Tribunal Superior do Trabalho

Recurso de Revista 1000526-67.2022.5.02.0043

Relator(a)
Delaide Alves Miranda Arantes
Órgão julgador
8ª Turma
Data do julgamento
07/08/2024
Data de publicação
15/08/2024

TST – Recurso de Revista 1000526-67.2022.5.02.0043, Rel. Delaide Alves Miranda Arantes, 8ª Turma, j. 07/08/2024, p. 15/08/2024

Ementa

EMENTA: RECURSO DE REVISTA DO RECLAMANTE. INTERPOSTO NA VIGÊNCIA DA LEI 13.467/2017. ADICIONAL DE PERICULOSIDADE. ARMAZENAMENTO DE LÍQUIDO INFLÁMAVEL NO EDÍFICIO COM CONSTRUÇÃO VERTICAL. QUANTIDADE QUE ULTRAPASSA 250 LITROS NO TOTAL. TRANSCENDÊNCIA POLÍTICA RECONHECIDA. 1 – Conforme se infere do trecho do acórdão recorrido transcrito pela parte, o TRT, na análise do conjunto fático-probatório, reformou a sentença de 1.º grau para excluir a condenação da reclamada ao pagamento do adicional de periculosidade ao reclamante.
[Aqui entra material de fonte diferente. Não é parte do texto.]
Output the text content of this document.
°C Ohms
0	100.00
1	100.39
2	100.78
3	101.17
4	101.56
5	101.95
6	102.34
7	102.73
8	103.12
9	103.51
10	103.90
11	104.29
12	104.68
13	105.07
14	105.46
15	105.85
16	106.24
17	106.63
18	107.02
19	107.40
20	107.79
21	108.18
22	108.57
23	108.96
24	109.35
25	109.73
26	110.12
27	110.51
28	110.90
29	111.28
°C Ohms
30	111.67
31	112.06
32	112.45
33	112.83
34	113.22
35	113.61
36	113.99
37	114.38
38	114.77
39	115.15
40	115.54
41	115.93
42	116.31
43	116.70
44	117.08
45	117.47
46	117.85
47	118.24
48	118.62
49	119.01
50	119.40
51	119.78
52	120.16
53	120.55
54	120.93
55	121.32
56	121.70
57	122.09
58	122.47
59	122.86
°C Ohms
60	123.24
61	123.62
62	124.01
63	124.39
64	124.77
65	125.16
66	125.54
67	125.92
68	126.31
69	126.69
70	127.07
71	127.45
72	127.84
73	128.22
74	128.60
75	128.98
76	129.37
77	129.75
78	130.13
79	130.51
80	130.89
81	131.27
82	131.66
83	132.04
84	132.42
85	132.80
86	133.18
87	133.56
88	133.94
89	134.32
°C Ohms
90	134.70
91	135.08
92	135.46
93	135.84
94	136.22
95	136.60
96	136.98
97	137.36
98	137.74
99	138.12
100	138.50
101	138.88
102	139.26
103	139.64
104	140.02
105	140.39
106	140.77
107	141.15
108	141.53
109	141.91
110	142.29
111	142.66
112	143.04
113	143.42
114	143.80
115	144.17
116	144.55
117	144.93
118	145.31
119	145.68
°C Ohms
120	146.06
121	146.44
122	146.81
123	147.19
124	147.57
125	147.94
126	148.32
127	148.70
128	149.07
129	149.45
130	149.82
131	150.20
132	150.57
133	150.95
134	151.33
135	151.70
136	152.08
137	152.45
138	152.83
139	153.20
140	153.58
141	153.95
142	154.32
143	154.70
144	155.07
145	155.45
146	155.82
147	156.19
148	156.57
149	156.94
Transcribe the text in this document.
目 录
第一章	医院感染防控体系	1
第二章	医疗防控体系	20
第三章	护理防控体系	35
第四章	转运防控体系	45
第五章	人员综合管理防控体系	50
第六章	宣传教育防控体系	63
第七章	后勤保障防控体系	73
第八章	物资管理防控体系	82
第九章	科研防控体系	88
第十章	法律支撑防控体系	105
Nesse aspecto, consignou que “o armazenamento de inflamável em tanque confere o adicional de periculosidades somente aos trabalhadores que se ativam no recinto onde se encontra a substância inflamável - bacia de segurança, cf. NR-16, Anexo 2, item 3, letra 'd', não sendo o caso do reclamante que trabalhava em setor administrativo em pavimento diverso e não fazia tarefas em condição acentuadamente perigosa”. Além disso, constatou que “o laudo produzido nos autos revelou tanques não enterrados dentro do prédio com capacidade de até 250l de óleo diesel”. g.n. 2 – Dessa forma, a decisão regional encontra-se em dissonância com a Orientação Jurisprudencial n.º 385 da SBDI-1 do TST, a qual dispõe “É devido o pagamento do adicional de periculosidade ao empregado que desenvolve suas atividades em edifício (construção vertical), seja em pavimento igual ou distinto daquele onde estão instalados tanques para armazenamento de líquido inflamável, em quantidade acima do limite legal, considerando-se como área de risco toda a área interna da construção vertical.” E segundo a SBDI-1 do TST, o armazenamento superior a 250 litros de líquidos inflamáveis, no total, autoriza o pagamento de adicional de periculosidade ao empregado que labora em área de risco, em cumprimento à NR 16 da Portaria nº 3.214/78 do Ministério do Trabalho. Julgados. Recurso de revista conhecido e provido. (Tribunal Superior do Trabalho (8ª Turma). Acórdão: 1000526-67.2022.5.02.0043. Relator(a): DELAIDE ALVES MIRANDA ARANTES. Data de julgamento: 07/08/2024. Juntado aos autos em 15/08/2024.)